Question

A man of height $2 \,m$ walks at a uniform speed of $7 \,m / min$ away from a lamp post of height $9 \,m$. The rate $( m / min )$ at which the length of his shadow increases is

• A. $2$
• B. $\frac{5}{2}$
• C. $3$
• D. $\frac{7}{2}$

Answer 1

Answer: (A)

Let $A B$ be the lamp-post and $P Q$ the man, $C P$
be his shadow at time $t$.
Let $A P=x, P C=y$, Also $A B=9 \,m , P Q=2 \,m$
Now, $\Delta C A B$ and $\Delta C P Q$ are equiangular and hence similar.
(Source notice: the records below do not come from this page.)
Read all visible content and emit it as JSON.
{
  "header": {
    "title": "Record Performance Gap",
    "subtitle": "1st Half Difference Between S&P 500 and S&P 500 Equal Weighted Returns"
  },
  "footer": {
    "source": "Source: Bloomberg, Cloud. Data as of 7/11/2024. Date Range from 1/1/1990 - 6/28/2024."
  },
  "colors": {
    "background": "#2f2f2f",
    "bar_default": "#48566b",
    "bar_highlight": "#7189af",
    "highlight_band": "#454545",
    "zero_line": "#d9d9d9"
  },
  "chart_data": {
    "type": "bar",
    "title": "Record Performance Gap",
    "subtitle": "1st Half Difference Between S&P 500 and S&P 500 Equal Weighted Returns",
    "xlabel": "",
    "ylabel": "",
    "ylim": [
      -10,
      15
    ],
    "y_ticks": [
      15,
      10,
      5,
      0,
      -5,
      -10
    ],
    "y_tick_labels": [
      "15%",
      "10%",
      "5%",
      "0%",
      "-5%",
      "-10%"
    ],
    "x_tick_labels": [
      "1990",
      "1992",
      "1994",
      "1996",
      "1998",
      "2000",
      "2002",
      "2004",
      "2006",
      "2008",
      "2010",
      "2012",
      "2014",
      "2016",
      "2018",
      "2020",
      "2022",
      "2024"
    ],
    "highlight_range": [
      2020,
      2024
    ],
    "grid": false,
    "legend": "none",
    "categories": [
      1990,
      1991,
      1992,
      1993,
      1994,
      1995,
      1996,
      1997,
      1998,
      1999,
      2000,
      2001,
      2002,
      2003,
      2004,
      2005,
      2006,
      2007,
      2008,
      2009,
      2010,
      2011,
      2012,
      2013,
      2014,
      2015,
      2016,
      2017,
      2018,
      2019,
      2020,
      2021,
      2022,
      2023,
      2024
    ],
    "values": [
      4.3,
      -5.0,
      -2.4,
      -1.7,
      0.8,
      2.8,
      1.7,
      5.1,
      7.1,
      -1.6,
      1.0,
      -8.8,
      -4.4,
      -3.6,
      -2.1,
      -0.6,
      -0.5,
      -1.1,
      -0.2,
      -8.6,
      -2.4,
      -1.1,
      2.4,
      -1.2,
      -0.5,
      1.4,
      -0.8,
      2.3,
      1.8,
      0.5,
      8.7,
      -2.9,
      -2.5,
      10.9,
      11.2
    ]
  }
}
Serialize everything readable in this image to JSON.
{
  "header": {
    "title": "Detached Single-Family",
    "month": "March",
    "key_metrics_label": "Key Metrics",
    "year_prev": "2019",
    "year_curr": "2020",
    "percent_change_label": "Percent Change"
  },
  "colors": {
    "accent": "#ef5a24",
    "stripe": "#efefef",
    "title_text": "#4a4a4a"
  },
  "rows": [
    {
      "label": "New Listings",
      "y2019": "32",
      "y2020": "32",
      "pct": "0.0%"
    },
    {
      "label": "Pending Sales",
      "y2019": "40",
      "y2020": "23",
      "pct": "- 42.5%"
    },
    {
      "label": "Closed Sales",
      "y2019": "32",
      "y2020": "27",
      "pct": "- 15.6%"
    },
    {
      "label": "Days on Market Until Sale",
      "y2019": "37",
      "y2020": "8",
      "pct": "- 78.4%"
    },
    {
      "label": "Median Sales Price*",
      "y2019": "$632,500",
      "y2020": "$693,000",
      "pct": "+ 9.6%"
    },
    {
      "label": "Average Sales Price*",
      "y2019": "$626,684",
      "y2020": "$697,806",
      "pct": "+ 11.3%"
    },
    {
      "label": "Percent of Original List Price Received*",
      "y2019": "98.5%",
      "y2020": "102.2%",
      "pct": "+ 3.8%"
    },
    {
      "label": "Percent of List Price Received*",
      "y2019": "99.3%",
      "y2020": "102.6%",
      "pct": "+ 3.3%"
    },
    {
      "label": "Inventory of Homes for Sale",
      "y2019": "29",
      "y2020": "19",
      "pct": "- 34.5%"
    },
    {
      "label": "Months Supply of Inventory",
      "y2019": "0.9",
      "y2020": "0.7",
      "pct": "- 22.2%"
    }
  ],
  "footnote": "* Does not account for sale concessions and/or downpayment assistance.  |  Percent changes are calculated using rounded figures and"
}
$\therefore \frac{P C}{A C}=\frac{P Q}{A B}$
$\Rightarrow \frac{y}{x+y}=\frac{2}{9}$
$\Rightarrow 9\, y=2 x+2 y$
$\Rightarrow 7 \,y=2 x$
$\Rightarrow x=\frac{7}{2} y$
$\Rightarrow \frac{d x}{d t}=\frac{7}{2} \frac{d y}{d t}($ differentiating w.r.t. $t)$
But $\frac{d x}{d t}=7 \,m / min$
$\therefore 7=\frac{7}{2} \frac{d y}{d t}$
$\Rightarrow \frac{d y}{d t}=2 \,m / min$
$\therefore $ Length of shadow is increases at $2 \,m / min$.